Yeah, I could have phrased it better. Basically I'm just using the word 'genuine' to imply good intentions as well as good consequences. So a deed can be good in that it has good consequences (e.g. feeds the homeless), but I think that the ordinary notion of a 'good deed' includes more than that; specifically, a
de re desire/intention to do the deed. I don't think that
de dicto intentions are sufficient for a deed-which-has-good-consequences to really be what one would normally call a 'good deed'.
agrote wrote:...the Christian is acting in accordance with god's command. But then wouldn't that make the deed "good?" If one's definition of a "good deed" is a deed done in conformance with god's command, then the Christian's act of feeding the homeless is most definitely a good deed.
Okay, I see what you're saying. If the property of the deed that makes it 'good' is the fact that God commands it, then desiring to do it because God commands it would actually be desiring
de re to do the good deed, and there would be no problem. I guess if that's what Christians believe, my argument fails. But is it? Do Christians believe that it is good to feed the poor because God says so, and not because it will alleviate their suffering?
This boils down to the question of whether, in Christian theology, certain actions are right or wrong because God dictates that they are, or whether God dictates that certain actions are right or wrong because they are. So when God says, "Thou shalt not kill", is He making it wrong to kill, or is the wrongness of killing a natural fact that He is reporting to us? Morality would come from God either way (since all natural facts are the result of his creation), but are the facts of right and wrong supposed facts about what God says or about the way the world is? I'm not sure.
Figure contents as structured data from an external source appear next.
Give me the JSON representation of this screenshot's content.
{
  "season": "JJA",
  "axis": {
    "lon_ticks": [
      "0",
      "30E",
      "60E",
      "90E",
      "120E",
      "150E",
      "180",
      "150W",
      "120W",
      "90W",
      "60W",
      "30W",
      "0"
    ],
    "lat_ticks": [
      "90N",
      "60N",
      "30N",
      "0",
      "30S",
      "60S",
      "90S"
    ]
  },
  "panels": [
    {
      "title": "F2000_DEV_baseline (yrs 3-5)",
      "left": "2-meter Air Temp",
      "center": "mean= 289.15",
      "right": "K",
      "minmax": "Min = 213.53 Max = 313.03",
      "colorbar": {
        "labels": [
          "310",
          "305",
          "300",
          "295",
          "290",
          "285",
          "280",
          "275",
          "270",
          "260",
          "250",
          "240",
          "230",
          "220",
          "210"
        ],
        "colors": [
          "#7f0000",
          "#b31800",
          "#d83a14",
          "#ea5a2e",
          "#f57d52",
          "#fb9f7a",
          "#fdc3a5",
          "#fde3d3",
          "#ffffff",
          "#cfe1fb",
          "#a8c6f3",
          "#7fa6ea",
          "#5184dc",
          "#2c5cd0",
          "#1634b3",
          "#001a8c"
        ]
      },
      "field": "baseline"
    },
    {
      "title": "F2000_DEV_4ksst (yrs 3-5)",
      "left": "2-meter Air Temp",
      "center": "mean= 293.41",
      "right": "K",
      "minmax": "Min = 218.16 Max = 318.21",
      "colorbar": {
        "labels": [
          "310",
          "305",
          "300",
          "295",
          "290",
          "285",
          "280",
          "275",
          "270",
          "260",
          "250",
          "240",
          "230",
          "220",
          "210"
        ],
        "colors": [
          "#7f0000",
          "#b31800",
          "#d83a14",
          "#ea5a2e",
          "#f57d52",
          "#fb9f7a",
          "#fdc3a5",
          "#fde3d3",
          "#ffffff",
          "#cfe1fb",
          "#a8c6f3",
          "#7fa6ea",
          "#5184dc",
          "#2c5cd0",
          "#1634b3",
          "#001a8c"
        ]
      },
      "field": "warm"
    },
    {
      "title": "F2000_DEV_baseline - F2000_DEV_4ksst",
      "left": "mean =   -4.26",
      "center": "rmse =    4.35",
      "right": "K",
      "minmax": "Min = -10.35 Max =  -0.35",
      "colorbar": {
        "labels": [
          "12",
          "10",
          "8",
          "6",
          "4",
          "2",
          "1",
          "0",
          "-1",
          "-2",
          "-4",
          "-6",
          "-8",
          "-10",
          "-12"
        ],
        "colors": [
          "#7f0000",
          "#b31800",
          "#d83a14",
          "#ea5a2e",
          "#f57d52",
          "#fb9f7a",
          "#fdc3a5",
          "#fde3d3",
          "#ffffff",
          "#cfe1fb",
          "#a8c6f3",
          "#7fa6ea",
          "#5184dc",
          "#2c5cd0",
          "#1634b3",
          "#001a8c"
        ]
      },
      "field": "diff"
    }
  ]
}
If the latter is true, and God is merely reporting what is already true, then I think my argument survives your objection. The properties of giving to the homeless that make it 'good' would be things like the fact that it alleviates suffering, and not the fact that God commands it. So the Christian would be acting for the wrong reasons if he gave to the homeless just because God told him to.
But I suspect you're right... I think maybe God's word is what makes things right or wrong in Christianity. Damn. You haven't convinced me that moral fetishism is okay, though (which I think might have been your original intention?). You've shown me that Christianity probably doesn't make people moral fetishists, which I thought it did.
Quote:On the other hand, if you require that a "good deed" be done out of purely altruistic motives, then it might not qualify. But then you'd have to argue that there's such a thing as pure altruism, otherwise no deed would truly be "good."
Strangely enough, as I noted at the end of my first post, I actually believe that no deeds are truly 'good' (or 'bad'). Which makes me wonder why I keep going on about 'good' deeds. But I think I was trying to appeal to the common opinion that there is such a thing as goodness, and argue that Christianity clashes with the common notion of goodness by making us moral fetishists. I wanted to show that Christians, who often claim that religion can give us the morality that atheism lacks, are guilty of false advertising.